Hampton Court Palace
1514
wurde der Schlossbau von Kardinal Thomas Wolsey, Erzbischof von York,
in Auftrag gegeben.
Dieser schenkte es 1525 Heinrich VIII., um dessen Gunst zu erlangen.

Thomas Wolsey & Heinrich VIII
Hampton
Court gehört zu den frequentiertesten Orten Englands.
Das Anwesen soll mindestens 26 Geister beherbergen. Unter anderem berichten
Besucher immer wieder von einem schattenhaften Mann mit Hut im Weinkeller
oder der Gestalt eines Geisterhundes in den Treppengängen des Gebäudes.
Doch zu den berühmtesten Erscheinungen gehören wohl folgende:
Catherine
Howard, in fünfter Ehe unglücklich mit Heinrich VIII. verheiratet,
sucht Trost bei einem Höfling. Für diesen Seitensprung lässt
der englische König seine Gemahlin in den Verließen des Schlosses
einkerkern. In der Nacht vor ihrer Hinrichtung gelingt es Catherine
Howard aus den Gewölben zu entkommen. Verfolgt von den Wachen des
Königs rennt sie durch die Galerie bis zum Zimmer Heinrich VIII.
und hämmert in Todesangst an die Tür zum Gemach ihres Gemahls
und fleht um Vergebung.
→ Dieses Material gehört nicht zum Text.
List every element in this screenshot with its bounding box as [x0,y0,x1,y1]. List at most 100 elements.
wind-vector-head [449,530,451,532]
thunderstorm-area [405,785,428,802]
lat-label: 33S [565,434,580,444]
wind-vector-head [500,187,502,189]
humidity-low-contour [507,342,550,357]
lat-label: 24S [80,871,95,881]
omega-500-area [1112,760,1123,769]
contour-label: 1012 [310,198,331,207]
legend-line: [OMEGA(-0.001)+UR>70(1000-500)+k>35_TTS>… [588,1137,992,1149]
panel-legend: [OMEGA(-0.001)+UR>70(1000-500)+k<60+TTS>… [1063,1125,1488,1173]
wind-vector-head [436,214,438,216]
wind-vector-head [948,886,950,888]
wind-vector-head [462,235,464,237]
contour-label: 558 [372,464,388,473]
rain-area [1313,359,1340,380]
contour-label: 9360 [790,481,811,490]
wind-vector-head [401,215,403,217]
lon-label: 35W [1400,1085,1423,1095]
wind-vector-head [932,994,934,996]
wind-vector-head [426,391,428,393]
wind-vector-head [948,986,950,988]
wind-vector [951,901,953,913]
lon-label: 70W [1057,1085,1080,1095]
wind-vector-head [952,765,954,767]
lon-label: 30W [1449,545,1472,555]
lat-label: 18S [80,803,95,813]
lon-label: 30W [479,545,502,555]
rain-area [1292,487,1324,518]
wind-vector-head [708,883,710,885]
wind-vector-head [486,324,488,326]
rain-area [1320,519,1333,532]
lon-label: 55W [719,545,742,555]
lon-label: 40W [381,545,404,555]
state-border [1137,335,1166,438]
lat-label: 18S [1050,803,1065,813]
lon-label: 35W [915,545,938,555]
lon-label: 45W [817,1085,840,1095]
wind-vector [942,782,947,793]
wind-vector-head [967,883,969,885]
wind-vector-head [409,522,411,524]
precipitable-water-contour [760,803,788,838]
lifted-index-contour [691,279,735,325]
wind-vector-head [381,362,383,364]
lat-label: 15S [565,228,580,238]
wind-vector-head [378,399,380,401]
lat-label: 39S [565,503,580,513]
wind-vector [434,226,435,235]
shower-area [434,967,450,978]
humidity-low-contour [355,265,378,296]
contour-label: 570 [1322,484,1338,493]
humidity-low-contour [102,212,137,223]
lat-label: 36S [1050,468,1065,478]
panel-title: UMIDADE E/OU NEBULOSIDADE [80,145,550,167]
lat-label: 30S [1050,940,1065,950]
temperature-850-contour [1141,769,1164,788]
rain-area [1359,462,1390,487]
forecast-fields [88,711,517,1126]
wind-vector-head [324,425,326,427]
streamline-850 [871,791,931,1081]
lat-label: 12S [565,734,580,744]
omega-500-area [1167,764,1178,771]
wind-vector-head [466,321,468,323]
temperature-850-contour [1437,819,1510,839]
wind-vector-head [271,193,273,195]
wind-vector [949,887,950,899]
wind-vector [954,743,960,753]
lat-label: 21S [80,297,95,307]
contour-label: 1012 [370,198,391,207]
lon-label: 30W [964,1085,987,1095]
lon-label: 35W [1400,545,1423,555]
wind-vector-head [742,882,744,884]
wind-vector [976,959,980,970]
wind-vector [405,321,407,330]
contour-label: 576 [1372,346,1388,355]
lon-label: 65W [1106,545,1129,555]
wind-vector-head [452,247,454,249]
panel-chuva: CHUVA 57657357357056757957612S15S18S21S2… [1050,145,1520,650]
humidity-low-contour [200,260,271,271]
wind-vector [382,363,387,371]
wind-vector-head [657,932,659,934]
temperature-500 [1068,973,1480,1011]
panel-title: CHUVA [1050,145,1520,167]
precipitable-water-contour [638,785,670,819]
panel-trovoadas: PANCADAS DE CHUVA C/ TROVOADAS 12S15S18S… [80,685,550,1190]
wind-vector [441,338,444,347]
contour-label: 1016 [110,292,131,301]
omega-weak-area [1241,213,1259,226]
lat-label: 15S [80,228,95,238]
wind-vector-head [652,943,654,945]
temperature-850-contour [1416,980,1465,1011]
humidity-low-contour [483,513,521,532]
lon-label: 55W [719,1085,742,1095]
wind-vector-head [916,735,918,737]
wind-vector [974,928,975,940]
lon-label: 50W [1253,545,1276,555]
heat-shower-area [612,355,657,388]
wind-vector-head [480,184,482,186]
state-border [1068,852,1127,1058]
Doch ohne Erbarmen lässt er sie noch in
derselben Nacht enthaupten.

Katharina
Howard
Seit
jenem Tag im Februar 1542 kehrt der Geist der Catherine Howard zurück
an jenen Ort, an dem sie um Gnade flehte. Unzählige Menschen wollen
der Erscheinung in den letzten fünfhundert Jahren in der Galerie
vor dem Zimmer Heinrich VIII. begegnet sein. Und bis heute jagt die
Geschichte von der unglücklichen Seele den Besuchern von Hampton
Court einen wohligen Schauer über den Rücken.
Ein
weiteres Phantom soll Sibell Penn sein, die im Jahre 1537 die Pflegemutter
von Edward VI. wurde.

Edward
VI.
Bevor
die alte Dame 1562 an den Pocken starb, kümmerte sie sich ausschließlich
um den jungen König. Zur Anerkennung wurde sie in der Hauskapelle
unter einem ansehnlichen Monument mit lebensgroßem Abbild beigesetzt
- und ruhte dort in Frieden, bis die Kirche 1829 abgerissen wurde.
Bei den Abrissarbeiten wurde das Grab von Mistress Penn offensichtlich
zerstört; kurz darauf begann ihr Geist im Palast zu spuken. Sie
war in ihrem langen, geraden Kleid und der eng anliegenden Kappe, genau
dem Abbild auf ihrem Monument entsprechend, sofort zu erkennen. Der
ruhelose Schatten des Kindermädchens wurde in den letzten 150 Jahren
immer wieder gesehen.
Eine
andere Erscheinung ist die von Jane Seymor.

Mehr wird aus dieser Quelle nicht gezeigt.